To John Laurance1
[Morristown, New Jersey, March 1–April 10, 1777]
My dear Jack
Agreeable to your request, I inquired of Gen: Knox,2 concerning a vacancy of a Captain’s birth in his Corps. I find there is such vacancy; and upon being pressed to mention my reason for the inquiry, contrary to your prohibition, I ventured to inform him, that you had signified to me an intention of taking a more active part in our military affairs, than you had heretofore done—and that, I was in hopes you might be prevailed with to accept a company in the Artillery. He was much pleased with the idea, and begged me to urge it upon you, and as an extra-inducement desired me to make you a tender of the remains of my old company,3 which will be a considerable help to you, in case you should resolve upon embracing the proposal. I shall be very happy if you determine to enter in a Corps so respectable in itself, and at the head of which is a gentleman for whom I have a particular esteem, and who I know is capable of distinguishing merit and willing to reward and encourage it. If you have not a better prospect, I would by all means have you to improve this. You will oblige me with a speedy answer, as General Knox will wait till he hears from you, even if he should have an opportunity of filling his vacancies to his satisfaction.
I am Dr Sr Yr. Assured friend & servant
ALS, New-York Historical Society, New York City.
1. Laurance, who was born in England and came to New York in 1767, was admitted to the bar in 1772. During the American Revolution he was aide-de-camp to his father-in-law, Brigadier General Alexander McDougall, and the paymaster of the First New York Regiment until April 10, 1777, when he became judge advocate.
2. Henry Knox was commissioned a colonel in the Continental Regiment of Artillery on November 17, 1775, and became brigadier general and chief of artillery on December 27, 1776.

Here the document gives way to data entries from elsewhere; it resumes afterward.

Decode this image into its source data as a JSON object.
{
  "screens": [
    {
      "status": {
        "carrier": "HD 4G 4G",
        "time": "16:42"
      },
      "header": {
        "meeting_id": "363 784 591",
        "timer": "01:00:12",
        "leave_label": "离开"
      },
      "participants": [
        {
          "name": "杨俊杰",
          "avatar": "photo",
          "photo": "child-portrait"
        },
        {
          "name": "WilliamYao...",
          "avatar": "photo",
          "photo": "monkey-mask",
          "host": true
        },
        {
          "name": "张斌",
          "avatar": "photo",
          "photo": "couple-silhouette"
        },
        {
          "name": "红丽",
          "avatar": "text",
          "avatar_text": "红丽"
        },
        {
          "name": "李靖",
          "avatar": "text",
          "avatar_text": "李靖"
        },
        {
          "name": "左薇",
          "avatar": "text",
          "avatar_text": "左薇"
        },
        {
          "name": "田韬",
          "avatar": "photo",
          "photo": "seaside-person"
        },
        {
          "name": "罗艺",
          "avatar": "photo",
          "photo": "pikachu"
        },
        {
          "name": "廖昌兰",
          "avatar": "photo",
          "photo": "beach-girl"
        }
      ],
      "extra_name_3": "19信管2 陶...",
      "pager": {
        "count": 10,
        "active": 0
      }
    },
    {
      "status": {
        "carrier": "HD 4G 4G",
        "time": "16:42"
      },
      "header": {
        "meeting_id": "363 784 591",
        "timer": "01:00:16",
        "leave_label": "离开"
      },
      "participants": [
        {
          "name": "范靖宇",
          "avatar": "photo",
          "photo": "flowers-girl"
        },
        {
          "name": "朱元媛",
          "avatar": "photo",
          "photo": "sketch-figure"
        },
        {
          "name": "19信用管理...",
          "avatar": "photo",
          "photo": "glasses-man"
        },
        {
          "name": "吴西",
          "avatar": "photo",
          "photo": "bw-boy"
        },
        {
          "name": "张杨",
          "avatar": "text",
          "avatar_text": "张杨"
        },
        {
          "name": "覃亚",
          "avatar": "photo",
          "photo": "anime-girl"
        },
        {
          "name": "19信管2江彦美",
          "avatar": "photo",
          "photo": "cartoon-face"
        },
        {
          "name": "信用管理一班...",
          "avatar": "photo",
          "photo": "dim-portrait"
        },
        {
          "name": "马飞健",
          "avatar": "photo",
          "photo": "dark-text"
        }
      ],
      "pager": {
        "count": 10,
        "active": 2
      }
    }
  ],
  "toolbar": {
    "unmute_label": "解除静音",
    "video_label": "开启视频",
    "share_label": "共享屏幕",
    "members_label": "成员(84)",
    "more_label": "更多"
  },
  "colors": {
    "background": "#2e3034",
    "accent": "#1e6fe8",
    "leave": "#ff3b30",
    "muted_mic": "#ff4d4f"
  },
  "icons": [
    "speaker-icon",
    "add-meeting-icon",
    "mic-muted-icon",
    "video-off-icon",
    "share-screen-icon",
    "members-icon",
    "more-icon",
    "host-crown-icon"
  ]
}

3. H had been a captain in command of a company of New York artillery. See H to McDougall, March 17, 1776 (PAH description begins Harold C. Syrett, ed., The Papers of Alexander Hamilton (New York and London, 1961– ). description ends , I, 181–82). On March 1, 1777, he became George Washington’s aide-de-camp. See “General Orders, Appointing Alexander Hamilton Aide-de-Camp to General Washington,” March 1, 1777 (PAH description begins Harold C. Syrett, ed., The Papers of Alexander Hamilton (New York and London, 1961– ). description ends , I, 196).